SCP-XXX-JP-3はSCP-XXX-JP-1に人間が接触あるいは摂取することにより生じる認識災害です。これは記憶処理により緩和することができません。SCP-XXX-JP-3は皮膚への接触から体内に取り込まれますが、最低でも0.1ℓを取り込む必要があることから、バイオハザード装備が完全に機能をしていれば認識災害を防ぐことができます3
災害の度合いは軽いものから順に、次のようになります。

SCP-XXX-JP-3の汚染度レベル

  1. (摂取量0.1ℓ)SCP-XXX-JP-1を摂取したいという精神的な依存症状が生じる。
  2. (摂取量1ℓ)SCP-XXX-JP-1への精神的、肉体的な依存症状が生じる。SCP-XXX-JP-1を他人にも勧めるようになる。
  3. (摂取量3ℓ)SCP-XXX-JP-1を強く他人に勧めるようになる。
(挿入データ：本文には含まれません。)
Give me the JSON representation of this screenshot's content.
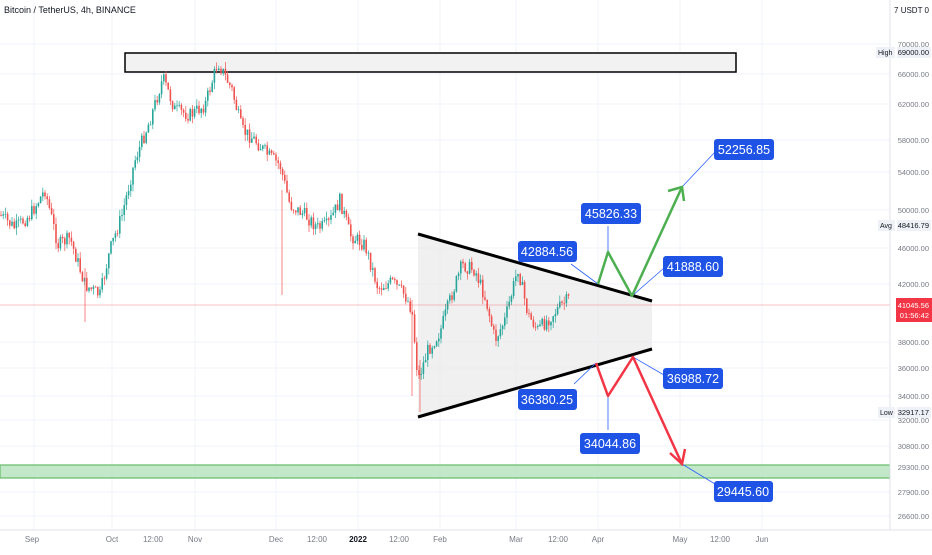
{
  "header": {
    "title": "Bitcoin / TetherUS, 4h, BINANCE",
    "top_right": "7 USDT 0"
  },
  "price_scale": {
    "ticks": [
      "70000.00",
      "66000.00",
      "62000.00",
      "58000.00",
      "54000.00",
      "50000.00",
      "46000.00",
      "42000.00",
      "38000.00",
      "36000.00",
      "34000.00",
      "32000.00",
      "30800.00",
      "29300.00",
      "27900.00",
      "26600.00"
    ],
    "high_label": "High",
    "high_value": "69000.00",
    "avg_label": "Avg",
    "avg_value": "48416.79",
    "low_label": "Low",
    "low_value": "32917.17",
    "current_price": "41045.56",
    "countdown": "01:56:42"
  },
  "time_axis": [
    "Sep",
    "Oct",
    "12:00",
    "Nov",
    "Dec",
    "12:00",
    "2022",
    "12:00",
    "Feb",
    "Mar",
    "12:00",
    "Apr",
    "May",
    "12:00",
    "Jun"
  ],
  "annotations": {
    "p1": "52256.85",
    "p2": "45826.33",
    "p3": "42884.56",
    "p4": "41888.60",
    "p5": "36988.72",
    "p6": "36380.25",
    "p7": "34044.86",
    "p8": "29445.60"
  },
  "colors": {
    "up_candle": "#26a69a",
    "down_candle": "#ef5350",
    "label_bg": "#1e53e5",
    "bull_arrow": "#4caf50",
    "bear_arrow": "#f23645",
    "support_zone": "#a5d6a7",
    "current_price_tag": "#f23645"
  },
  "chart_data": {
    "type": "candlestick",
    "title": "Bitcoin / TetherUS, 4h, BINANCE",
    "y_range": [
      26000,
      71000
    ],
    "series": [
      {
        "x": [
          "Sep",
          "Oct",
          "Nov",
          "Dec",
          "2022",
          "Feb",
          "Mar",
          "Apr",
          "May",
          "Jun"
        ],
        "values": [
          47500,
          43500,
          61000,
          57000,
          47000,
          38500,
          41000,
          41000,
          null,
          null
        ]
      }
    ],
    "annotations": [
      {
        "label": "42884.56",
        "value": 42884.56
      },
      {
        "label": "45826.33",
        "value": 45826.33
      },
      {
        "label": "41888.60",
        "value": 41888.6
      },
      {
        "label": "52256.85",
        "value": 52256.85
      },
      {
        "label": "36380.25",
        "value": 36380.25
      },
      {
        "label": "34044.86",
        "value": 34044.86
      },
      {
        "label": "36988.72",
        "value": 36988.72
      },
      {
        "label": "29445.60",
        "value": 29445.6
      }
    ],
    "zones": [
      {
        "name": "resistance",
        "low": 67000,
        "high": 69500
      },
      {
        "name": "support",
        "low": 28800,
        "high": 29900
      }
    ],
    "pattern": "symmetrical triangle",
    "grid": true
  }
}
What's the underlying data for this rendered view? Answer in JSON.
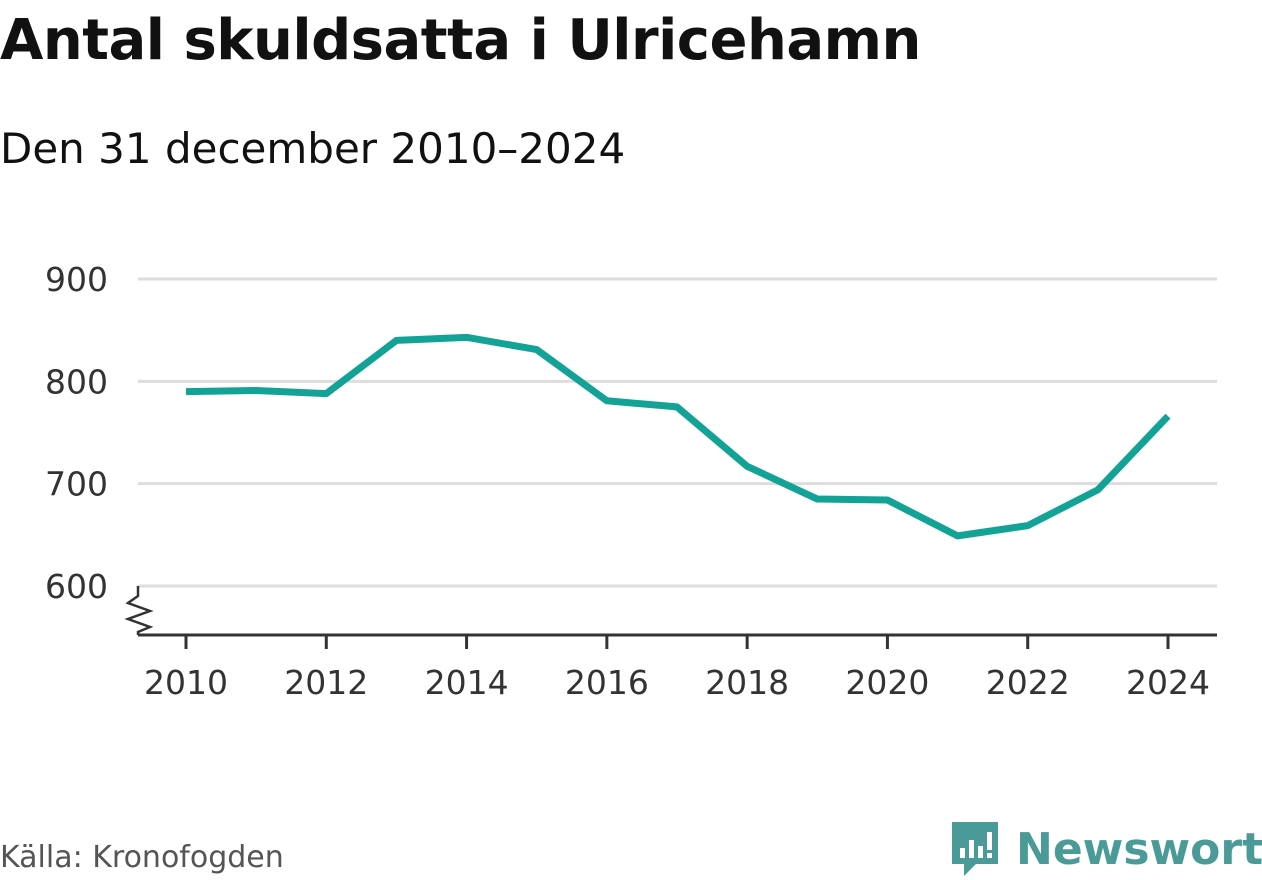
{
  "title": "Antal skuldsatta i Ulricehamn",
  "subtitle": "Den 31 december 2010–2024",
  "source": "Källa: Kronofogden",
  "brand": {
    "name": "Newsworthy",
    "icon": "newsworthy-logo-icon"
  },
  "colors": {
    "line": "#13a396",
    "grid": "#dddddd",
    "axis": "#333333",
    "brand": "#4a9b97"
  },
  "chart_data": {
    "type": "line",
    "title": "Antal skuldsatta i Ulricehamn",
    "subtitle": "Den 31 december 2010–2024",
    "xlabel": "",
    "ylabel": "",
    "x": [
      2010,
      2011,
      2012,
      2013,
      2014,
      2015,
      2016,
      2017,
      2018,
      2019,
      2020,
      2021,
      2022,
      2023,
      2024
    ],
    "series": [
      {
        "name": "Antal skuldsatta",
        "values": [
          790,
          791,
          788,
          840,
          843,
          831,
          781,
          775,
          717,
          685,
          684,
          649,
          659,
          694,
          766
        ]
      }
    ],
    "ylim": [
      600,
      900
    ],
    "yticks": [
      600,
      700,
      800,
      900
    ],
    "xticks": [
      2010,
      2012,
      2014,
      2016,
      2018,
      2020,
      2022,
      2024
    ],
    "axis_break": true,
    "grid": true,
    "legend": "none"
  }
}
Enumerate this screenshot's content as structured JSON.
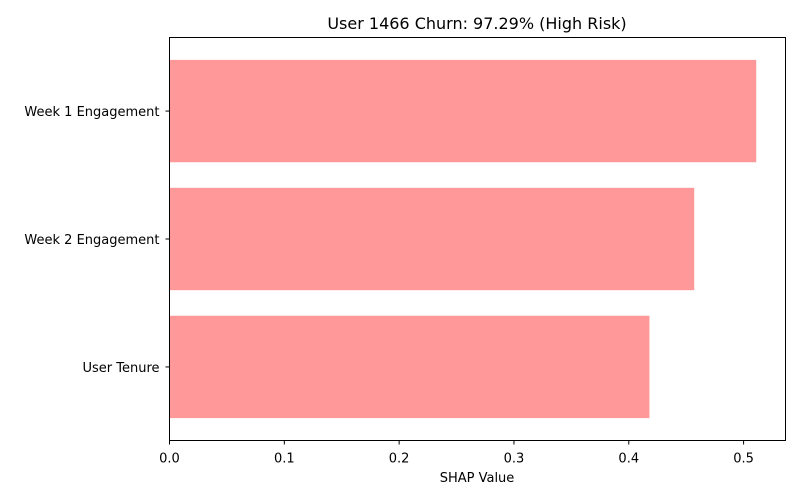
{
  "chart_data": {
    "type": "bar",
    "orientation": "horizontal",
    "title": "User 1466 Churn: 97.29% (High Risk)",
    "xlabel": "SHAP Value",
    "ylabel": "",
    "categories": [
      "Week 1 Engagement",
      "Week 2 Engagement",
      "User Tenure"
    ],
    "values": [
      0.511,
      0.457,
      0.418
    ],
    "xlim": [
      0,
      0.5365
    ],
    "xticks": [
      "0.0",
      "0.1",
      "0.2",
      "0.3",
      "0.4",
      "0.5"
    ],
    "bar_color": "#ff9999",
    "grid": false,
    "legend": "none"
  }
}
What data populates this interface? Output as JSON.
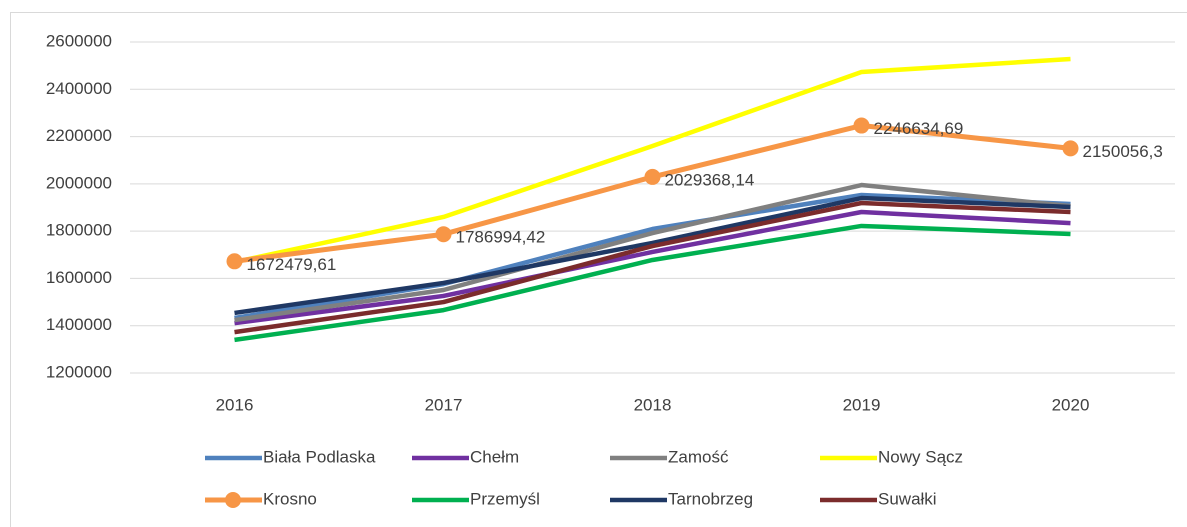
{
  "chart_data": {
    "type": "line",
    "categories": [
      "2016",
      "2017",
      "2018",
      "2019",
      "2020"
    ],
    "ylim": [
      1200000,
      2600000
    ],
    "yticks": [
      1200000,
      1400000,
      1600000,
      1800000,
      2000000,
      2200000,
      2400000,
      2600000
    ],
    "grid": true,
    "legend": "bottom",
    "series": [
      {
        "name": "Biała Podlaska",
        "color": "#4f81bd",
        "values": [
          1433000,
          1576000,
          1809000,
          1953000,
          1915000
        ]
      },
      {
        "name": "Chełm",
        "color": "#7030a0",
        "values": [
          1411000,
          1526000,
          1712000,
          1881000,
          1834000
        ]
      },
      {
        "name": "Zamość",
        "color": "#808080",
        "values": [
          1424000,
          1551000,
          1792000,
          1995000,
          1906000
        ]
      },
      {
        "name": "Nowy Sącz",
        "color": "#ffff00",
        "values": [
          1669000,
          1860000,
          2160000,
          2473000,
          2528000
        ]
      },
      {
        "name": "Krosno",
        "color": "#f79646",
        "marker": "circle",
        "values": [
          1672479.61,
          1786994.42,
          2029368.14,
          2246634.69,
          2150056.3
        ],
        "value_labels": [
          "1672479,61",
          "1786994,42",
          "2029368,14",
          "2246634,69",
          "2150056,3"
        ]
      },
      {
        "name": "Przemyśl",
        "color": "#00b050",
        "values": [
          1340000,
          1466000,
          1678000,
          1822000,
          1788000
        ]
      },
      {
        "name": "Tarnobrzeg",
        "color": "#1f3864",
        "values": [
          1454000,
          1581000,
          1750000,
          1940000,
          1902000
        ]
      },
      {
        "name": "Suwałki",
        "color": "#7b2c2c",
        "values": [
          1373000,
          1500000,
          1737000,
          1919000,
          1881000
        ]
      }
    ]
  }
}
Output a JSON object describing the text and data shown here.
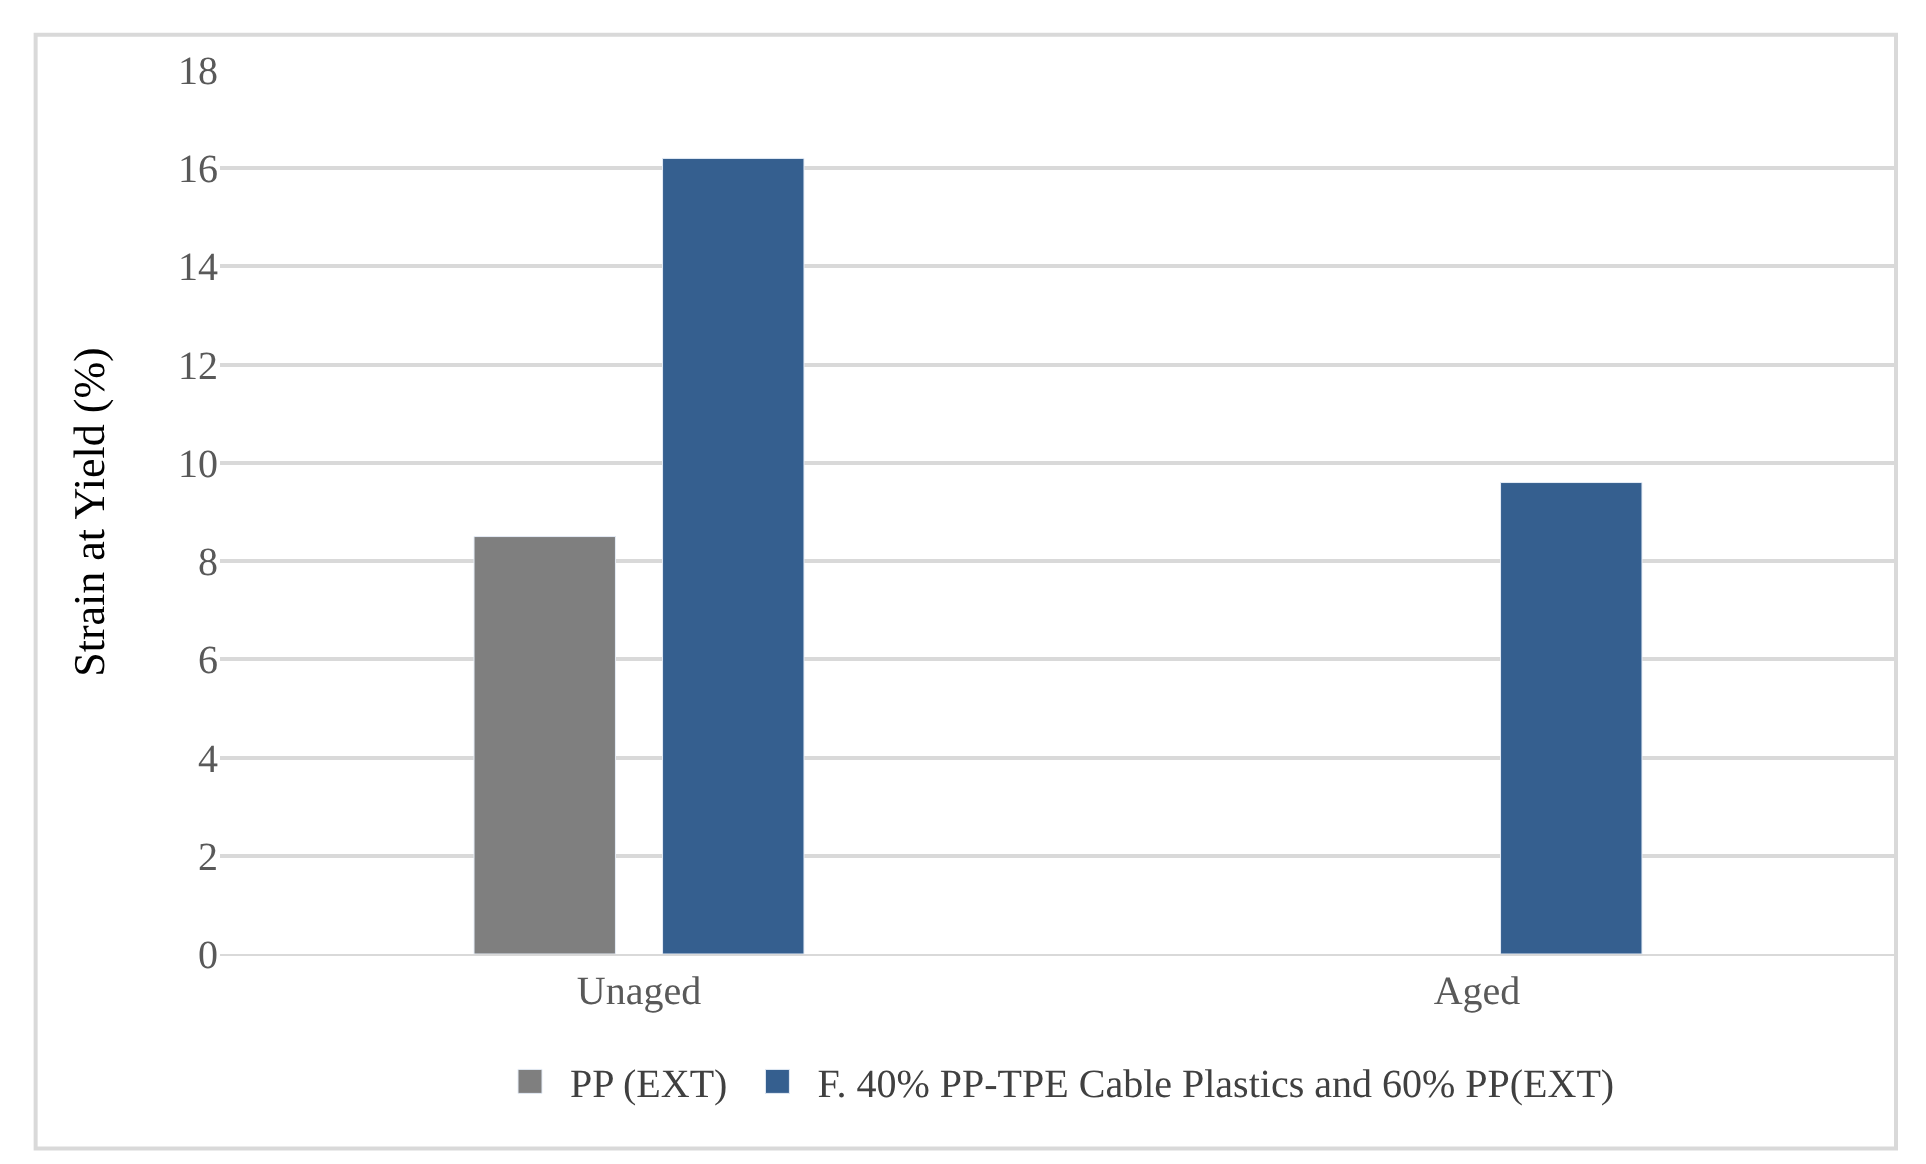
{
  "chart_data": {
    "type": "bar",
    "ylabel": "Strain at Yield (%)",
    "categories": [
      "Unaged",
      "Aged"
    ],
    "series": [
      {
        "name": "PP (EXT)",
        "color": "#7f7f7f",
        "values": [
          8.5,
          null
        ]
      },
      {
        "name": "F. 40% PP-TPE Cable Plastics and 60% PP(EXT)",
        "color": "#355f8f",
        "values": [
          16.2,
          9.6
        ]
      }
    ],
    "ylim": [
      0,
      18
    ],
    "yticks": [
      0,
      2,
      4,
      6,
      8,
      10,
      12,
      14,
      16,
      18
    ],
    "grid": "y",
    "legend": "bottom"
  }
}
性格が社交的になるが、SCP-XXX-JP-1を拒絶したり提供を拒み続けると、暴力による解決を試みる場合がある。

[データ編集済み]

補遺: SCP-XXX-JPはSCP-XXX-JP-3の汚染度2レベルによる肉体的な依存症状の発症者が██市で大量発生したことにより、財団の知るところとなりました。調査の結果、██市にある苺谷飲料株式会社の工場でSCP-XXX-JP-1を10倍に水で希釈したものを生産し、市の内外のスーパーなどへ卸していることが判明しました。財団は機動部隊を派遣し、SCP-XXX-JPの確保・収容と痕跡の処分を行いました。なお、苺谷飲料の社員が強く抵抗したため、カバーストーリーは"違法操業"から"国際マフィアの抗争"へ変更することになりました。